Call ScaLAPACK_WRITE('Xtest.dat', DESC_B, B0)

IF(MP_RANK == 0) THEN

! Read the residuals and check them for size.

OPEN(UNIT=NIN, FILE='Xtest.dat', STATUS='OLD')

! Read the approximate solution data.

READ(NIN,*) X

B=X-Y

CLOSE(NIN,STATUS='DELETE')

ERROR=SUM(ABS(B))/SIZE_Y

! Delete temporary files.

OPEN(UNIT=NIN, FILE='Atest.dat', STATUS='OLD')

CLOSE(NIN,STATUS='DELETE')

OPEN(UNIT=NIN, FILE='Btest.dat', STATUS='OLD')

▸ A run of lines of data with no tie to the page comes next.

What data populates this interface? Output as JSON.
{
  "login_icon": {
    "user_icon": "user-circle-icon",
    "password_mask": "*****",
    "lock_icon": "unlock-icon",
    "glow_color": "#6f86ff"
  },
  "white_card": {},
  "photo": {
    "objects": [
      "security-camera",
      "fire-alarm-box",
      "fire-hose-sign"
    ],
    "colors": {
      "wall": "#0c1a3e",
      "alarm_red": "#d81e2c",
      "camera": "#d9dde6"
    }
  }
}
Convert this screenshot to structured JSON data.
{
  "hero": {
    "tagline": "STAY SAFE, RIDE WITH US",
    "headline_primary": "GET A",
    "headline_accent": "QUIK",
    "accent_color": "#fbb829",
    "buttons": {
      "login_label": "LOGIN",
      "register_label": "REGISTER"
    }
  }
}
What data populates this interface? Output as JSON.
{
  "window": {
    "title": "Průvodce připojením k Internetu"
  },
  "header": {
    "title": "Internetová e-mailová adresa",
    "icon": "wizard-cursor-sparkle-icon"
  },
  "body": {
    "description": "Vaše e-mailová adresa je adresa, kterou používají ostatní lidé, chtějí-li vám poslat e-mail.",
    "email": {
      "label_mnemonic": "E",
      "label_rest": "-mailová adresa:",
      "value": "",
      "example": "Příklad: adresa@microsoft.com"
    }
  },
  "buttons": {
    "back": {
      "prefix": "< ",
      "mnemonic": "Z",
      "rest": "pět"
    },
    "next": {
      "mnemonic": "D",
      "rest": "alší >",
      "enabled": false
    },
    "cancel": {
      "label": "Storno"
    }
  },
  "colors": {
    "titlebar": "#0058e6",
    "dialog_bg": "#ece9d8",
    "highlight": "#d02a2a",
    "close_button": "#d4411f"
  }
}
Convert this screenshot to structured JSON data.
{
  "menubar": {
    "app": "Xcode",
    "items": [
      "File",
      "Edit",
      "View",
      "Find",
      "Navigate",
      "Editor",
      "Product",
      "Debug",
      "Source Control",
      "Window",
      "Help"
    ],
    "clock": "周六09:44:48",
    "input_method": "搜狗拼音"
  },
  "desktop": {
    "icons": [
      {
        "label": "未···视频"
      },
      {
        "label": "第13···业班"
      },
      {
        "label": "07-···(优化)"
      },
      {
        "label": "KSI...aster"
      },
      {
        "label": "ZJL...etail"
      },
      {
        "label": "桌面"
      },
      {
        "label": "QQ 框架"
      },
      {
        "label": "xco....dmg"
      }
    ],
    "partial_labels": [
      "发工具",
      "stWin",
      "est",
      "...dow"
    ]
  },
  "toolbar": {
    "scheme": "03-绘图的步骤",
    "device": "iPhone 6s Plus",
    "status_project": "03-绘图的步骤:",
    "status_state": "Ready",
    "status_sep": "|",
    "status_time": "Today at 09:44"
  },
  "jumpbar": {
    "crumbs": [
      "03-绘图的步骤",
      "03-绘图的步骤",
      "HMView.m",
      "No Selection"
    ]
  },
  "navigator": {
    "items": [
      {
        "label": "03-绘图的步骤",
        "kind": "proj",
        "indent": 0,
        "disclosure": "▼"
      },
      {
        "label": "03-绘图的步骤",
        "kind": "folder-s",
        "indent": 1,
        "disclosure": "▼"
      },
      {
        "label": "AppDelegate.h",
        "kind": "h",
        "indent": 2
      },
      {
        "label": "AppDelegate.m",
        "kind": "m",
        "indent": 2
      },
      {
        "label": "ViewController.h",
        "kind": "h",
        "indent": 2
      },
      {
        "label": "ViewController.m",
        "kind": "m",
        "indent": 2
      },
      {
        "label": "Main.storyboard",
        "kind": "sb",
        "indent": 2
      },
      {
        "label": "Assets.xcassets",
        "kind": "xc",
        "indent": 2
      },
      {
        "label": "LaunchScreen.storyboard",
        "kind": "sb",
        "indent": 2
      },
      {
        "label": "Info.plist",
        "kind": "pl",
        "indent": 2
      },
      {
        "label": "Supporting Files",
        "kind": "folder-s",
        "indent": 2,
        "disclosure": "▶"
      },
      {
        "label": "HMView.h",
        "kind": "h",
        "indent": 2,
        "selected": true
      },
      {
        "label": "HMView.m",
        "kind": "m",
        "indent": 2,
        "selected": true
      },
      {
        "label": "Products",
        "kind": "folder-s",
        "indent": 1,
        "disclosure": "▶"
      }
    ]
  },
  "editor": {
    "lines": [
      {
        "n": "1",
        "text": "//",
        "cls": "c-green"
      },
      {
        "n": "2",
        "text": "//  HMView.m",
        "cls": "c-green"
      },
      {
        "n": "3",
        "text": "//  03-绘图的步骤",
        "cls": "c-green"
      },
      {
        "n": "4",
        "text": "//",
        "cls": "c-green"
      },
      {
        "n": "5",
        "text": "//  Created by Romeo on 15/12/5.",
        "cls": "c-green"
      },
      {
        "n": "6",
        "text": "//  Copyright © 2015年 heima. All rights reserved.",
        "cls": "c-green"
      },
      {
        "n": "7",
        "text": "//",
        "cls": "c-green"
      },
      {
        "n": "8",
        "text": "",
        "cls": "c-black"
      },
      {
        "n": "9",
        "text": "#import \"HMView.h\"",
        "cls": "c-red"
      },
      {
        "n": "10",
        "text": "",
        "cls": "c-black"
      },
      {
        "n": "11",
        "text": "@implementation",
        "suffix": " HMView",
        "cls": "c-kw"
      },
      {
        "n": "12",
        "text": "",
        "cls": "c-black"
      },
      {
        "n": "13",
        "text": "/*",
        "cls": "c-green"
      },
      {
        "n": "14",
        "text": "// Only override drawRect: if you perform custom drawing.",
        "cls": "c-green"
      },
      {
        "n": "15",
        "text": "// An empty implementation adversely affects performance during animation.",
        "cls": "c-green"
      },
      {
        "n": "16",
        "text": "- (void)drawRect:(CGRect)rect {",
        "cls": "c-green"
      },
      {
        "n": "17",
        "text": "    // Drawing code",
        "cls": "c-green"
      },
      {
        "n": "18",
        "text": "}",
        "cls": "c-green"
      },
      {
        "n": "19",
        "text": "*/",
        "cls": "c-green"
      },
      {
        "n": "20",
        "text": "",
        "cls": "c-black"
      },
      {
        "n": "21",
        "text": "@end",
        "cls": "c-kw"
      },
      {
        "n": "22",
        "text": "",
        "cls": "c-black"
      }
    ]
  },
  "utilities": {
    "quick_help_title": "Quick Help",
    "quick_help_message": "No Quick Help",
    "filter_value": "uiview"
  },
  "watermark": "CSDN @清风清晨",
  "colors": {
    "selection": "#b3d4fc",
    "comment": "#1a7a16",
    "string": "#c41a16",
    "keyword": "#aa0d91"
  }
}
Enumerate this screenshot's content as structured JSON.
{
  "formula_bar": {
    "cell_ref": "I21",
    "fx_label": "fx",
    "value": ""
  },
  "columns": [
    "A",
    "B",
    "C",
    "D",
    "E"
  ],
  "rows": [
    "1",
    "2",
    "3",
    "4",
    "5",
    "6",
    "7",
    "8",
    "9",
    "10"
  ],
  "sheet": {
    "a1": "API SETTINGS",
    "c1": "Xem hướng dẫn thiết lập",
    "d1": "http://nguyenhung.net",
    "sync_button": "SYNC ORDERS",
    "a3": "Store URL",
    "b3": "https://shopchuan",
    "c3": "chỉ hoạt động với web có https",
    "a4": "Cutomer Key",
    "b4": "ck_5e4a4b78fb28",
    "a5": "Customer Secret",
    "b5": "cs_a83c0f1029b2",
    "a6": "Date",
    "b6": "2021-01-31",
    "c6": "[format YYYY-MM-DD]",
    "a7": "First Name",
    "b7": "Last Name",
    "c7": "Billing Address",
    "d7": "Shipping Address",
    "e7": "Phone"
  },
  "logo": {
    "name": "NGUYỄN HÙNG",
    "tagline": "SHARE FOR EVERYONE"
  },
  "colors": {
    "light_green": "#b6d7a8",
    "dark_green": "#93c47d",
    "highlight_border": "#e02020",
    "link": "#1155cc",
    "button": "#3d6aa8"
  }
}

CLOSE(NIN,STATUS='DELETE')

END IF

! See to any error messages.

call e1pop("Mp_Setup")

! Deallocate storage arrays

IF(ALLOCATED(A)) DEALLOCATE(A)

IF(ALLOCATED(B)) DEALLOCATE(B)

IF(ALLOCATED(X)) DEALLOCATE(X)

IF(ALLOCATED(Y)) DEALLOCATE(Y)

IF(ALLOCATED(A0)) DEALLOCATE(A0)

IF(ALLOCATED(B0)) DEALLOCATE(B0)

IF(ALLOCATED(IPIV0)) DEALLOCATE(IPIV0)

IF(ERROR <= SQRT(EPSILON(ERROR)) .and. MP_RANK == 0) THEN

write(*,*) &

" Example 3 for BLACS and ScaLAPACK solver is correct."

END IF

! Exit from using this process grid.

CALL SCALAPACK_EXIT( MP_ICTXT )

! Shut down MPI

MP_NPROCS = MP_SETUP(‘FINAL’)

END

Output

Example 3 for BLACS and ScaLAPACK is correct.